Freedom’s Julia Heineman named Morning Call Ambassador of the Year

Julia Heineman said her success as a student-athlete at Freedom High School was about time management.

But those wanting to read over Heineman’s accomplishments had better give themselves some time.

Among her awards and activities:

  • Freedom’s softball scholar-athlete
  • Eastern Pennsylvania Conference’s overall scholar-athlete award winner in both basketball and softball.
  • Won EPC student athletic council award.
  • EPC student-athlete character council representative as a junior and senior
  • Bausch and Lomb honorary science award winner
  • Treasurer of the National Honor Society
  • Presenter on biomedical research project at the Bethlehem Area School District Foundation Dinner.
  • BASD STEM advisory board with local industry
  • Key Club member as a junior and senior
  • Completed 152½ hours of community service doing youth sports clinics and working for organizations such as the Miracle League and Bethlehem Pubic Library

There is more, but you get the picture. Heineman was a busy young lady who found time to excel in the community, in the classroom and on the softball diamond and that’s why she is The Morning Call’s Softball Ambassador of the Year for 2023.

“Time management is key,” she said. “I played basketball in the winter and softball in the spring and had to stay on top of all my classes. I knew I had to get this assignment done and that one done before practice. You can’t let the work pile on top of each other. You have to stay organized.”

Heineman was the starting shortstop on Freedom’s EPC title team as a sophomore in 2021. She was the team captain the past two years and played center field for this past spring’s 16-7 Patriots squad that went 12-4 and tied EPC and District 11 6A champ Nazareth for the East Division crown.

She said one of her best memories from her senior year was a 4-3 come-from-behind win over Easton on May 1.

“That game might have gone extra innings and we had a walk-off win,” she said. “We were having an off day and really down, and we just rallied together at the end.”

She will also never forget the EPC title as a sophomore.

“It was the first league title in school history and it was special because I didn’t get to play at all as a freshman because of COVID,” she said. “Then I became the starter at shortstop as a sophomore and was on a very senior-dominated, veteran team. It was a little intimidating but it was really cool to be a part of it and it’s something I will always remember.”

Even though the regular high school season was eliminated by the pandemic in 2020, Freedom did participate in a summer tournament that had its semis and finals at Coca-Cola Park. Patriots coach Michele Laubach remembered Heineman standing at the home of the IronPigs.

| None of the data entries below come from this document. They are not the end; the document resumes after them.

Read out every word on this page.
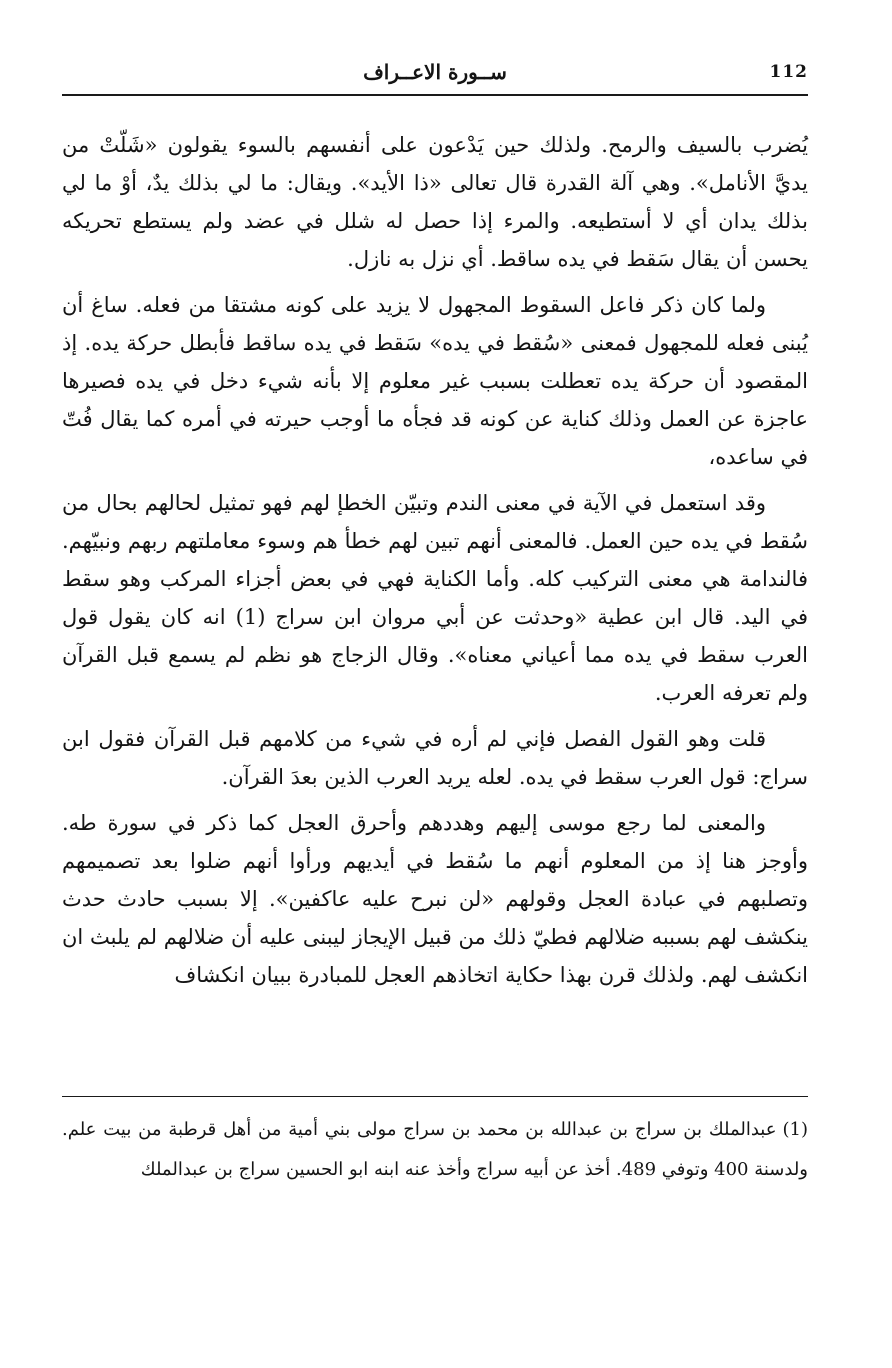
112
ســورة الاعــراف

يُضرب بالسيف والرمح. ولذلك حين يَدْعون على أنفسهم بالسوء يقولون «شَلّتْ من يديَّ الأنامل». وهي آلة القدرة قال تعالى «ذا الأيد». ويقال: ما لي بذلك يدٌ، أوْ ما لي بذلك يدان أي لا أستطيعه. والمرء إذا حصل له شلل في عضد ولم يستطع تحريكه يحسن أن يقال سَقط في يده ساقط. أي نزل به نازل.

ولما كان ذكر فاعل السقوط المجهول لا يزيد على كونه مشتقا من فعله. ساغ أن يُبنى فعله للمجهول فمعنى «سُقط في يده» سَقط في يده ساقط فأبطل حركة يده. إذ المقصود أن حركة يده تعطلت بسبب غير معلوم إلا بأنه شيء دخل في يده فصيرها عاجزة عن العمل وذلك كناية عن كونه قد فجأه ما أوجب حيرته في أمره كما يقال فُتّ في ساعده،

وقد استعمل في الآية في معنى الندم وتبيّن الخطإ لهم فهو تمثيل لحالهم بحال من سُقط في يده حين العمل. فالمعنى أنهم تبين لهم خطأ هم وسوء معاملتهم ربهم ونبيّهم. فالندامة هي معنى التركيب كله. وأما الكناية فهي في بعض أجزاء المركب وهو سقط في اليد. قال ابن عطية «وحدثت عن أبي مروان ابن سراج (1) انه كان يقول قول العرب سقط في يده مما أعياني معناه». وقال الزجاج هو نظم لم يسمع قبل القرآن ولم تعرفه العرب.

قلت وهو القول الفصل فإني لم أره في شيء من كلامهم قبل القرآن فقول ابن سراج: قول العرب سقط في يده. لعله يريد العرب الذين بعدَ القرآن.

والمعنى لما رجع موسى إليهم وهددهم وأحرق العجل كما ذكر في سورة طه. وأوجز هنا إذ من المعلوم أنهم ما سُقط في أيديهم ورأوا أنهم ضلوا بعد تصميمهم وتصلبهم في عبادة العجل وقولهم «لن نبرح عليه عاكفين». إلا بسبب حادث حدث ينكشف لهم بسببه ضلالهم فطيّ ذلك من قبيل الإيجاز ليبنى عليه أن ضلالهم لم يلبث ان انكشف لهم. ولذلك قرن بهذا حكاية اتخاذهم العجل للمبادرة ببيان انكشاف

(1)عبدالملك بن سراج بن عبدالله بن محمد بن سراج مولى بني أمية من أهل قرطبة من بيت علم. ولدسنة 400 وتوفي 489. أخذ عن أبيه سراج وأخذ عنه ابنه ابو الحسين سراج بن عبدالملك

“I knew when we had the summer tourney at the IronPigs during the COVID year that Julia was special,” Laubach said. “She has always been a leader on the field with her calm, hard-working manner. One of her greatest qualities that earned my respect about her is her resilient ability to adapt. She went from our starting shortstop in the 2021 season where she was a major contributor to Freedom’s first-ever league championship to starting center fielder her senior season and that allowed us to play Madison Glick, the league MVP, at shortstop.”

Laubach said she watched Heineman play during the basketball season and called her “an incredible athlete.”

“But her academic success is equally impressive,” she said. “Off the field, she is respected by her teammates and coaches for her dedication and ability to empathize with players in the locker room. She has been voted captain of our softball team the past two years and she exemplifies our Freedom softball culture and what it means to be part of the Freedom family.”

Heineman, who will attend the University of Pittsburgh and major in something in the health care field, batted .349 as a senior. She had 17 RBIs, scored 18 runs and collected six doubles and two home runs. She struck out just four times in 71 plate appearances.

She believes the Patriots program is headed for good times.

“We have a really young team and this year was just the beginning,” she said. “We saw our potential. We just need to mature and maybe jell together more. This was the first time some people were playing together. So in the future, like next season and the season after that, good things will come.”

Heineman was proud to be part of an outstanding athletic era at Freedom that produced lots of excitement along with championships.

“I love the Freedom family and the idea of being part of a family here,” she said. “We strive to be united and be as one family. We have athletes from other sports coming out to see us play softball for example. It’s a nice atmosphere when everyone is supporting each other.”

Heineman would be the perfect role model for returning Freedom student-athletes to follow and for incoming students to know about as well. Her advice:

“Take advantage of every opportunity,” she said. “Do something that you’re uncomfortable doing because that’s how people grow. If you’re unsure about trying something, go for it and try it. You never know if you’ll like it or not and you may find it that it’s the thing for you.”

Without a doubt, Freedom will miss her and she will miss the school that has been a part of her life for a long time.

“I’ve been coming to the Freedom field since I was little because it’s close to my house,” she said. “I always came here and practiced here. This place will always be a part of me.”